From time to time I share notes about the books I’ve been reading, or have revisited recently after many years.

These posts are meant to help me remember what I’ve learned, and to point out titles I think are worth consulting.

For more, see my Book Notes category

Next 100 years

The Next 100 Years: A Forecast for the 21st Century

Published: 2009
ISBN: 9780767923057
Amazon link

Brief Summary

Can anyone really predict what will happen over the next century? Friedman, the founder of geopolitical research firm Stratfor, which analyzes global events for private clients, gives it a shot.

In this 2009 book, he argues that American influence began after the U.S. won the cold war, and will only continue though the 21st century. But it will be tested by factors like an increasingly aggressive Russia and other states like Japan and Mexico.

My notes:

  • Don’t worry about U.S. economic troubles — the book was published in the midst of the Great Recession — the author says, because history shows the U.S. government tends to intervene to prevent total collapse. So the economy will online continue growing
  • Three crucial factors affecting the world order during the 20th century were:
    • The end of the European imperial system
    • The world population quadrupling
    • A revolution in transportation and communications
  • Three important factors during the 21st century will be:
    • The continuation of American power
    • The end of the population boom
    • Technologies to deal with declining populations
  • The main threats to U.S. power will be Middle Eastern states, Russia, Japan and Mexico.

    Russia will continue to expand its territory to recoup its losses after the fall of the Soviet Union. Japan‘s desire for empire will rekindle. Mexico will spell trouble for the U.S. due to demographic issues, with so many people of Mexican descent living in America.

  • Friedman says the U.S. shouldn’t be overly concerned about China, because its history shows ongoing conflict between the poor interior region and the richer coastal areas.
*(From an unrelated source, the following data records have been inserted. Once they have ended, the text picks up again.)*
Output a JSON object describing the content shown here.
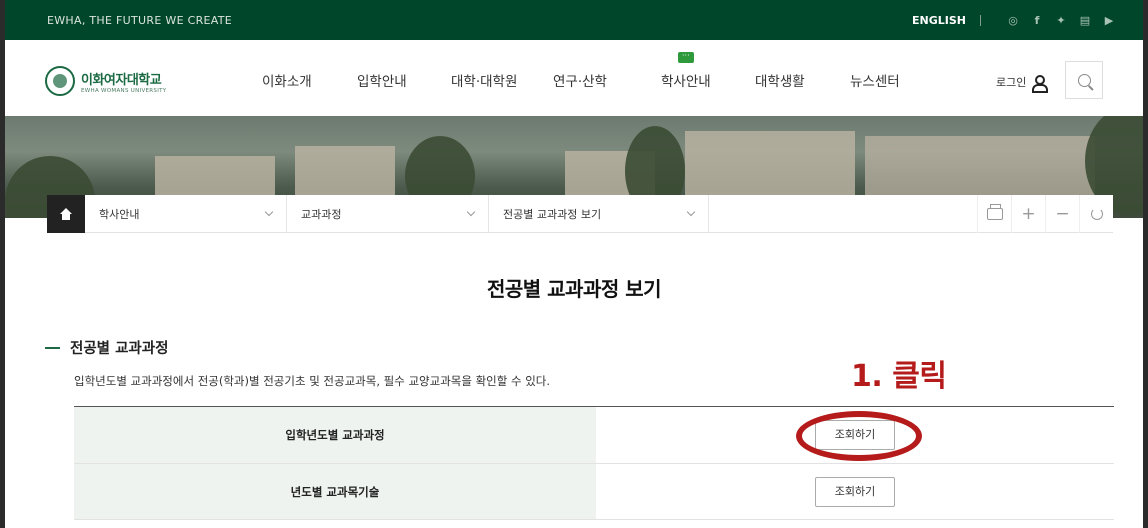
{
  "topbar": {
    "slogan": "EWHA, THE FUTURE WE CREATE",
    "english": "ENGLISH",
    "sns_icons": [
      "instagram-icon",
      "facebook-icon",
      "twitter-icon",
      "chat-icon",
      "youtube-icon"
    ]
  },
  "logo": {
    "name_ko": "이화여자대학교",
    "name_en": "EWHA WOMANS UNIVERSITY"
  },
  "nav": {
    "items": [
      {
        "label": "이화소개"
      },
      {
        "label": "입학안내"
      },
      {
        "label": "대학·대학원"
      },
      {
        "label": "연구·산학"
      },
      {
        "label": "학사안내",
        "badge": "···"
      },
      {
        "label": "대학생활"
      },
      {
        "label": "뉴스센터"
      }
    ],
    "login": "로그인"
  },
  "breadcrumb": {
    "items": [
      {
        "label": "학사안내"
      },
      {
        "label": "교과과정"
      },
      {
        "label": "전공별 교과과정 보기"
      }
    ]
  },
  "tools": [
    "print-icon",
    "zoom-in-icon",
    "zoom-out-icon",
    "refresh-icon"
  ],
  "page": {
    "title": "전공별 교과과정 보기",
    "section_title": "전공별 교과과정",
    "description": "입학년도별 교과과정에서 전공(학과)별 전공기초 및 전공교과목, 필수 교양교과목을 확인할 수 있다.",
    "annotation": "1. 클릭"
  },
  "table": {
    "rows": [
      {
        "label": "입학년도별 교과과정",
        "button": "조회하기"
      },
      {
        "label": "년도별 교과목기술",
        "button": "조회하기"
      }
    ]
  },
  "colors": {
    "brand_green": "#00462a",
    "annotation_red": "#b51b1b"
  }
}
Rather than aspiring to expand its territory, Chinese leaders will focus more on tamping down social unrest at home.
  • The U.S. economy is a global power, and will continue to be one, in part because of its military might. The U.S. Navy controls the world’s shipping lanes, crucial for international trade.
  • Cultures move over time from being barbaric to civilized to decadent. The U.S., as a relatively young country, is still in its barbaric stage and is thus willing to wage war in its national interest.
  • Ultimately, military conflicts will move into space, where the U.S. will continue to have the upper hand against rivals.